January 31, 1988|JEFFREY L. RABIN

Bright orange and black Deane Dana campaign signs have popped up on street corners, telephone poles and fences all over the South Bay.

But which Deane Dana? The signs don't say.

Nor do they tell you what he's running for--and for good reason.

There are two Deane Danas, each seeking a different office.

The signs, as well as a few billboards, were paid for by Los Angeles County Supervisor Deane Dana, who is up for reelection this year. His son, Deane Dana III, is running for the state Assembly this spring.

Deane Dana, the supervisor, is well known, but his son, an assistant director of the state Department of Aging in Sacramento, who has never run for office, is not. So the signs serve two purposes--reinforcing the supervisor's standing with the voters while boosting the Dana name identification, which can only help his son in what would presumably be a crowded Republican primary contest for the Assembly.

"There might be some residual benefits," the younger Dana acknowledged.

He conceded that a private poll of South Bay voters showed that "there is some confusion" about which Dana is which.

And with the poll showing that his father has "a very visible image," Deane III isn't going out of his way to clear up the confusion.
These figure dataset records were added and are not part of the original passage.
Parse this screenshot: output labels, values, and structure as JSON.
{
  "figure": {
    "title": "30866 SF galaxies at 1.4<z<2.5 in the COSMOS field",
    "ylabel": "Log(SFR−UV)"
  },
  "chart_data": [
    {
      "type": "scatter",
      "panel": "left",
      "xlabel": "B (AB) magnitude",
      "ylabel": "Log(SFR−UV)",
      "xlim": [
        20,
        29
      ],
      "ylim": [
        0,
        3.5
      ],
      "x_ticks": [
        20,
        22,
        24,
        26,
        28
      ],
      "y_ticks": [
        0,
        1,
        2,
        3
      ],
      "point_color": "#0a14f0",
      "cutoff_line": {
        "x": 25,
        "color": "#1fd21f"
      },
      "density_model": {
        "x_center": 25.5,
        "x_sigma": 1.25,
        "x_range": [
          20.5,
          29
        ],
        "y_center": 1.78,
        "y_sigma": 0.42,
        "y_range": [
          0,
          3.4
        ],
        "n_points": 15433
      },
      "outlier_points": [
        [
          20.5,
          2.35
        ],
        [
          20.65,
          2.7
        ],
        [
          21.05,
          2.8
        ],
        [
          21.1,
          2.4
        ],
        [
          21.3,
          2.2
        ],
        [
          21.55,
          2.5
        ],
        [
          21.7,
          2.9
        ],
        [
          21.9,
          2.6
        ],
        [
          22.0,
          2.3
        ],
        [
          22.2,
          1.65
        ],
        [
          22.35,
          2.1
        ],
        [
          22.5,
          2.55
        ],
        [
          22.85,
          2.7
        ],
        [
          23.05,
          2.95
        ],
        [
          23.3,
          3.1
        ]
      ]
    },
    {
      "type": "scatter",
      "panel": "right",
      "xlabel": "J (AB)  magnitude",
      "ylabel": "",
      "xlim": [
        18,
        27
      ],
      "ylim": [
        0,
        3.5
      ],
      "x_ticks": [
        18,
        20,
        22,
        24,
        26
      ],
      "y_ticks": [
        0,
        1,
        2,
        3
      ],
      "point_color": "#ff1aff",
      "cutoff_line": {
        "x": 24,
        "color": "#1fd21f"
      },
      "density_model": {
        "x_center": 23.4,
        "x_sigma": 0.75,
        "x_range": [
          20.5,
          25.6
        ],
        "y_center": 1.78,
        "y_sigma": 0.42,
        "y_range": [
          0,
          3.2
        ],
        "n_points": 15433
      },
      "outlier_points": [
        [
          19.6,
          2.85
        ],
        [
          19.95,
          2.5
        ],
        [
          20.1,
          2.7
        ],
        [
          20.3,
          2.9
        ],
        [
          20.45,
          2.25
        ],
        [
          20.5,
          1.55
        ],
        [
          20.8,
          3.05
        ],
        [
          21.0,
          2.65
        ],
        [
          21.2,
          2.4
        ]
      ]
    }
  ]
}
His business cards say simply Deane Dana for Assembly.

Early campaign signs are something of a trademark for the political consultant running both Dana campaigns. Ron Smith has a record of taking candidates with little name identification and making them known to the voters.

It was Smith who helped Rep. Ed Zschau (R-Los Altos Hills) rise from just an asterisk in public opinion polls to win the Republican nomination for the U.S. Senate in 1986. Zschau later lost the state's closest Senate race in this century to Democrat Alan Cranston.